Common Pregnancy Complications
Finding out that you are pregnant can be a very exciting time in a woman’s life. At first you think of holding your little one in your arms, becoming a mother, decorating the nursery and getting to eat as much as you want without anyone saying a word… but then you start to worry about the future. Will my pregnancy be healthy? Will I be ok? Will my baby be ok?
While there are many concerns in pregnancy it is important to remember that most can be addressed by simple lifestyle changes and looking after yourself during pregnancy. Others may be treatable through bed rest or medication. To find out more about the most common concerns of pregnancy read on.
I’m cramping. Am I miscarrying?
While cramping is a sign of miscarriage in pregnancy, it can also be caused by normal stretching of ligaments around the uterus. This stretching will help make room for your growing baby. Cramping can also occur as the embryo burrows further into the uterine wall. Bleeding is also common in early pregnancy while it can also be indicative of a miscarriage. Any bleeding should be reported to your doctor.
What happens if I develop high blood pressure or pre-eclampsia?
High blood pressure alone in pregnancy can usually be controlled with bed rest and diet; however, in some cases medications may be required.
Pre-eclampsia is only curable by delivery. Mild pre-eclampsia may be treated with bed rest, medication and diet. If it’s an emergency or if your baby can be delivered safely, a same day delivery may be scheduled.
I’ve been told my placenta has torn away from a portion of my uterus. Will my baby be ok? Will I be ok?

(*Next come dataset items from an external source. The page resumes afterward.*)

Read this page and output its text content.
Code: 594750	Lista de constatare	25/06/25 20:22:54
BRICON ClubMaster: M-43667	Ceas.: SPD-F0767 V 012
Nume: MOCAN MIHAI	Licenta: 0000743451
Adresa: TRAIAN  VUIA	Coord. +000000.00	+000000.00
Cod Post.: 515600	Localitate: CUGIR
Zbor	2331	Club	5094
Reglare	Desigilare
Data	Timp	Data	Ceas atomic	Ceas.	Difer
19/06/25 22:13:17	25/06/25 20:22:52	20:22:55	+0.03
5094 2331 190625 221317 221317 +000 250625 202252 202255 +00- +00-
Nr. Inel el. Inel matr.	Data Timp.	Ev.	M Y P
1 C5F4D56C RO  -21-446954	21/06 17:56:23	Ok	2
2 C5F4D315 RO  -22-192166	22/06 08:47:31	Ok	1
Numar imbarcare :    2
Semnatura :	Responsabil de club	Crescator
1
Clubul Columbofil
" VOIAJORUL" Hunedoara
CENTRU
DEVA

While it’s true that the placenta can completely tear away from the uterine wall, this is very rare even when a small portion already has torn away. In most cases the placenta will heal itself and reattach to the uterine wall. In the meantime, you should relax in bed and follow the doctor’s orders. Try not to worry. All bleeding should be reported to your doctor, yet even so, though you may bleed a significant amount you can still deliver a healthy baby. In fact, many women fear a miscarriage and find that instead they deliver a healthy baby boy or girl close to their due date.

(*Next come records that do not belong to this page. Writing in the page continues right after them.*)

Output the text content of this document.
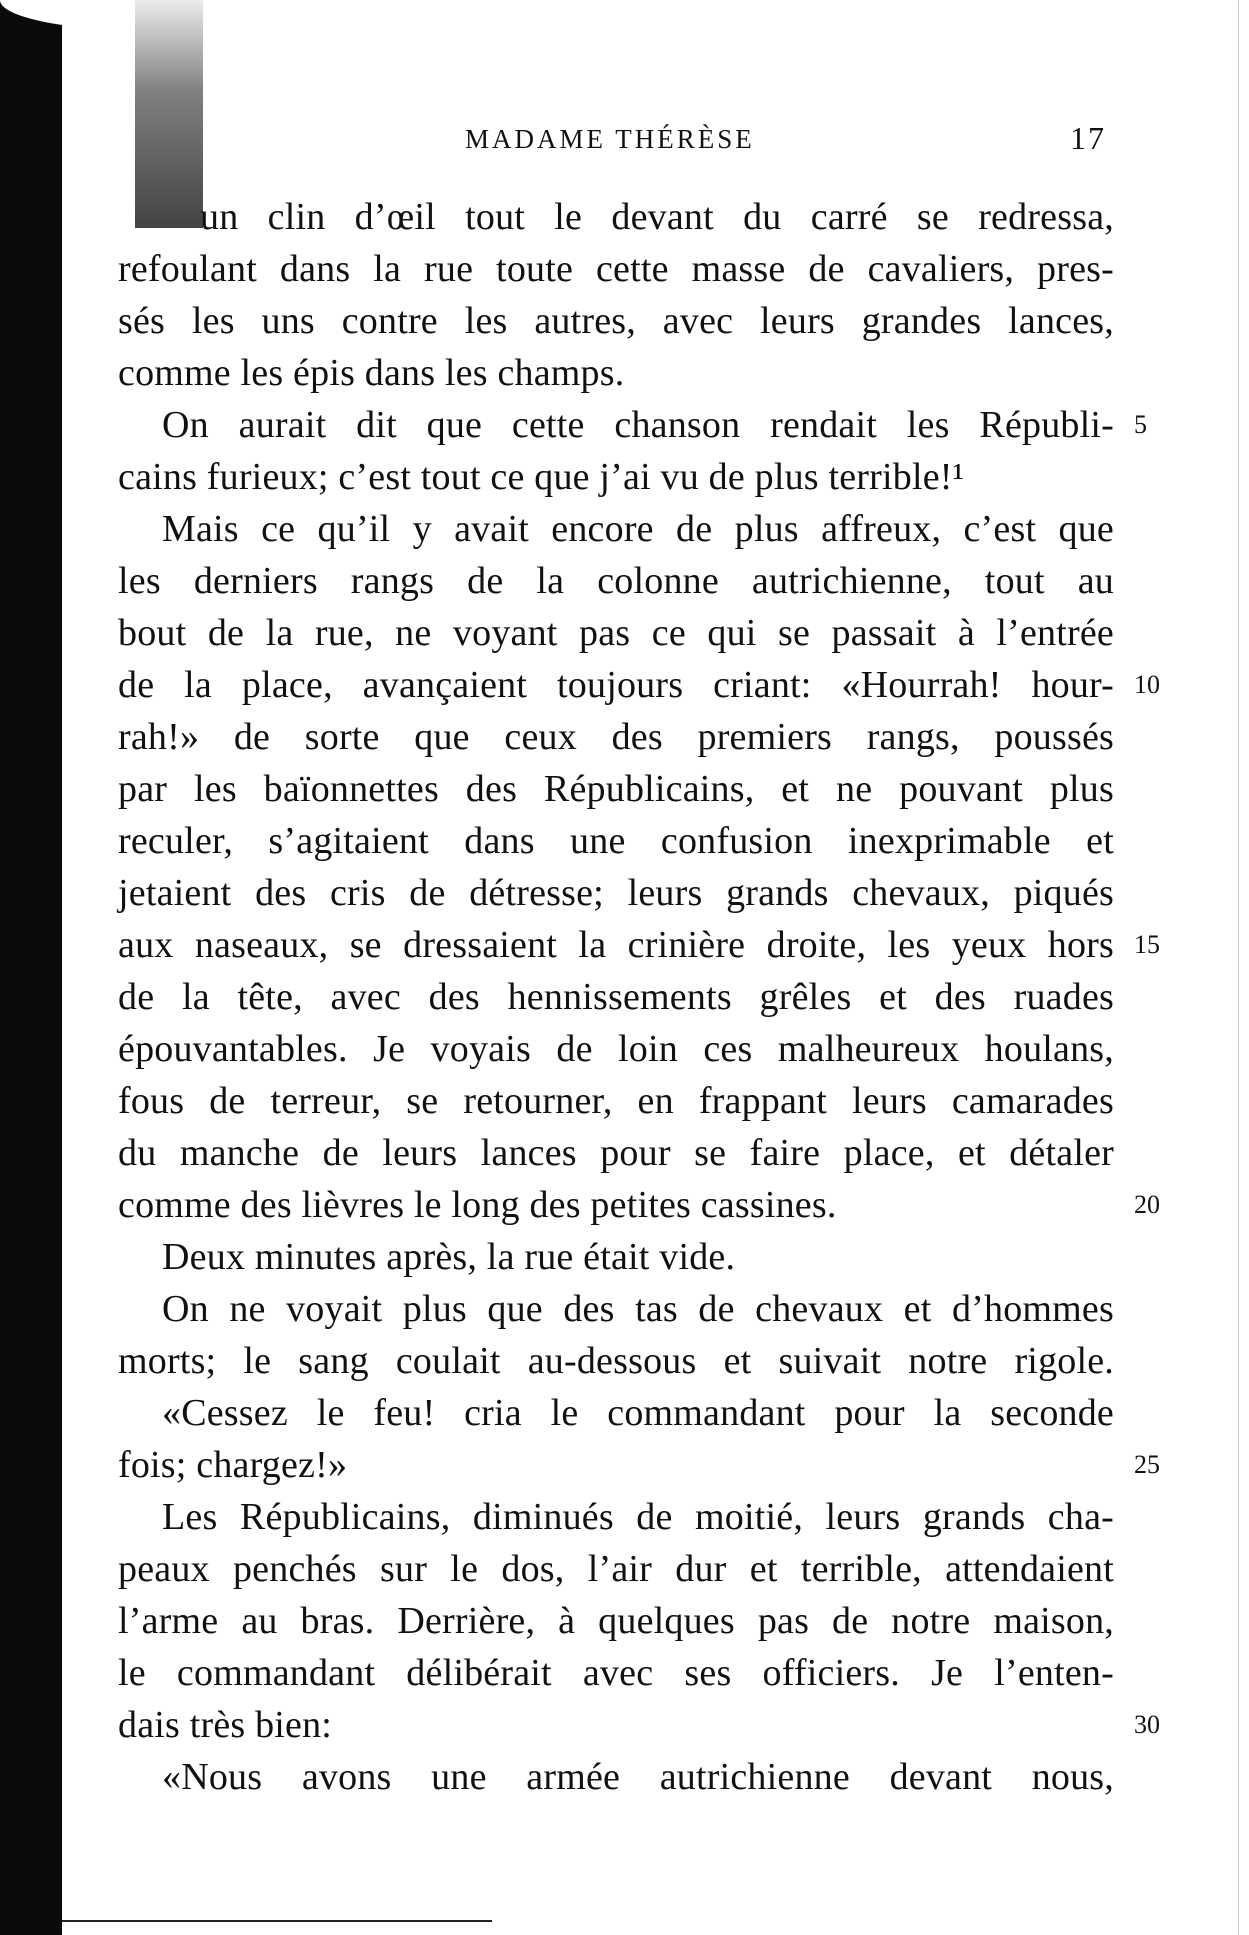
MADAME THÉRÈSE	17
un clin d’œil tout le devant du carré se redressa,
refoulant dans la rue toute cette masse de cavaliers, pres-
sés les uns contre les autres, avec leurs grandes lances,
comme les épis dans les champs.
On aurait dit que cette chanson rendait les Républi-
cains furieux; c’est tout ce que j’ai vu de plus terrible!¹
Mais ce qu’il y avait encore de plus affreux, c’est que
les derniers rangs de la colonne autrichienne, tout au
bout de la rue, ne voyant pas ce qui se passait à l’entrée
de la place, avançaient toujours criant: «Hourrah! hour-
rah!» de sorte que ceux des premiers rangs, poussés
par les baïonnettes des Républicains, et ne pouvant plus
reculer, s’agitaient dans une confusion inexprimable et
jetaient des cris de détresse; leurs grands chevaux, piqués
aux naseaux, se dressaient la crinière droite, les yeux hors
de la tête, avec des hennissements grêles et des ruades
épouvantables. Je voyais de loin ces malheureux houlans,
fous de terreur, se retourner, en frappant leurs camarades
du manche de leurs lances pour se faire place, et détaler
comme des lièvres le long des petites cassines.
Deux minutes après, la rue était vide.
On ne voyait plus que des tas de chevaux et d’hommes
morts; le sang coulait au-dessous et suivait notre rigole.
«Cessez le feu! cria le commandant pour la seconde
fois; chargez!»
Les Républicains, diminués de moitié, leurs grands cha-
peaux penchés sur le dos, l’air dur et terrible, attendaient
l’arme au bras. Derrière, à quelques pas de notre maison,
le commandant délibérait avec ses officiers. Je l’enten-
dais très bien:
«Nous avons une armée autrichienne devant nous,
5
10
15
20
25
30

I know it’s common to feel concerned about your emotional health during pregnancy, but it has gotten so bad I can’t focus. Postpartum depression is a common condition that gets most of the recognition when it comes to pregnancy and mental health. But many women also develop depression and anxiety during pregnancy. If you are feeling like you simply can’t cope, speak with your doctor about the possibility of antidepressants. Many have been approved for use in pregnancy when the benefits outweigh the risks.

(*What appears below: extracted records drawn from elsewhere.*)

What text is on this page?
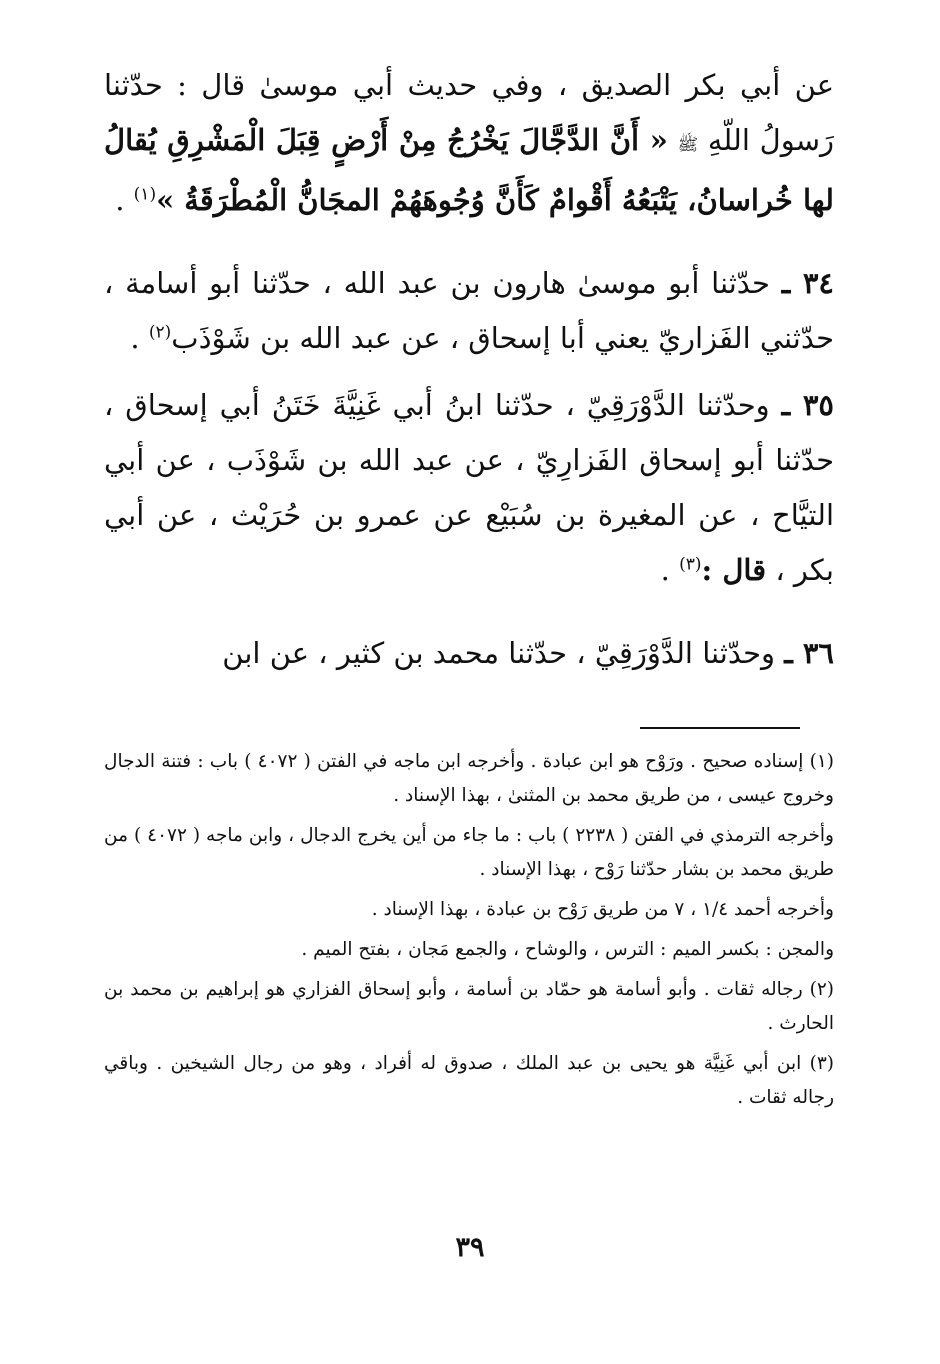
عن أبي بكر الصديق ، وفي حديث أبي موسىٰ قال : حدّثنا رَسولُ اللّهِ ﷺ « أَنَّ الدَّجَّالَ يَخْرُجُ مِنْ أَرْضٍ قِبَلَ الْمَشْرِقِ يُقالُ لها خُراسانُ، يَتْبَعُهُ أَقْوامٌ كَأَنَّ وُجُوهَهُمْ المجَانُّ الْمُطْرَقَةُ »$^{(١)}$ .

٣٤ ـ حدّثنا أبو موسىٰ هارون بن عبد الله ، حدّثنا أبو أسامة ، حدّثني الفَزاريّ يعني أبا إسحاق ، عن عبد الله بن شَوْذَب$^{(٢)}$ .

٣٥ ـ وحدّثنا الدَّوْرَقِيّ ، حدّثنا ابنُ أبي غَنِيَّةَ خَتَنُ أبي إسحاق ، حدّثنا أبو إسحاق الفَزارِيّ ، عن عبد الله بن شَوْذَب ، عن أبي التيَّاح ، عن المغيرة بن سُبَيْع عن عمرو بن حُرَيْث ، عن أبي بكر ، قال :$^{(٣)}$ .

٣٦ ـ وحدّثنا الدَّوْرَقِيّ ، حدّثنا محمد بن كثير ، عن ابن

(١) إسناده صحيح . ورَوْح هو ابن عبادة . وأخرجه ابن ماجه في الفتن ( ٤٠٧٢ ) باب : فتنة الدجال وخروج عيسى ، من طريق محمد بن المثنىٰ ، بهذا الإسناد .

وأخرجه الترمذي في الفتن ( ٢٢٣٨ ) باب : ما جاء من أين يخرج الدجال ، وابن ماجه ( ٤٠٧٢ ) من طريق محمد بن بشار حدّثنا رَوْح ، بهذا الإسناد .

وأخرجه أحمد ١/٤ ، ٧ من طريق رَوْح بن عبادة ، بهذا الإسناد .

والمجن : بكسر الميم : الترس ، والوشاح ، والجمع مَجان ، بفتح الميم .

(٢) رجاله ثقات . وأبو أسامة هو حمّاد بن أسامة ، وأبو إسحاق الفزاري هو إبراهيم بن محمد بن الحارث .

(٣) ابن أبي غَنِيَّة هو يحيى بن عبد الملك ، صدوق له أفراد ، وهو من رجال الشيخين . وباقي رجاله ثقات .

٣٩
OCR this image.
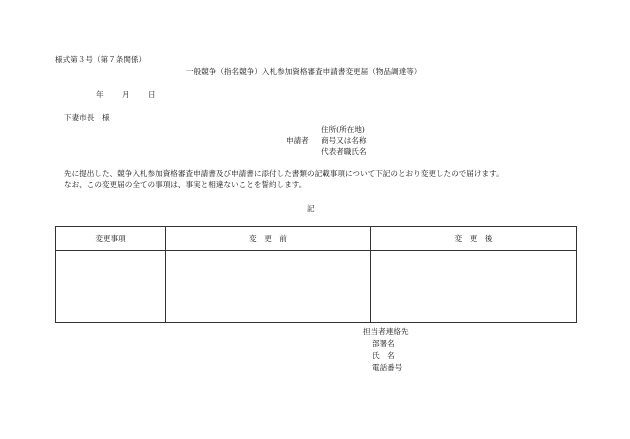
様式第３号（第７条関係）
一般競争（指名競争）入札参加資格審査申請書変更届（物品調達等）
年 月 日
下妻市長　様
住所(所在地)
申請者 商号又は名称
代表者職氏名
先に提出した、競争入札参加資格審査申請書及び申請書に添付した書類の記載事項について下記のとおり変更したので届けます。
なお、この変更届の全ての事項は、事実と相違ないことを誓約します。
記
変更事項	変　更　前	変　更　後

担当者連絡先
部署名
氏　名
電話番号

Pregnancy can be a trying time full of questions; however, you should remember that you aren’t alone.
Women have faced pregnancy complications from the beginning of time and most will go on to deliver healthy, happy babies.
Remember that if you have any concerns, don't hesitate to contact your doctor: Any genuine issues can be helped with early intervention; and if it's nothing serious, then it's worth it just for the peace of mind.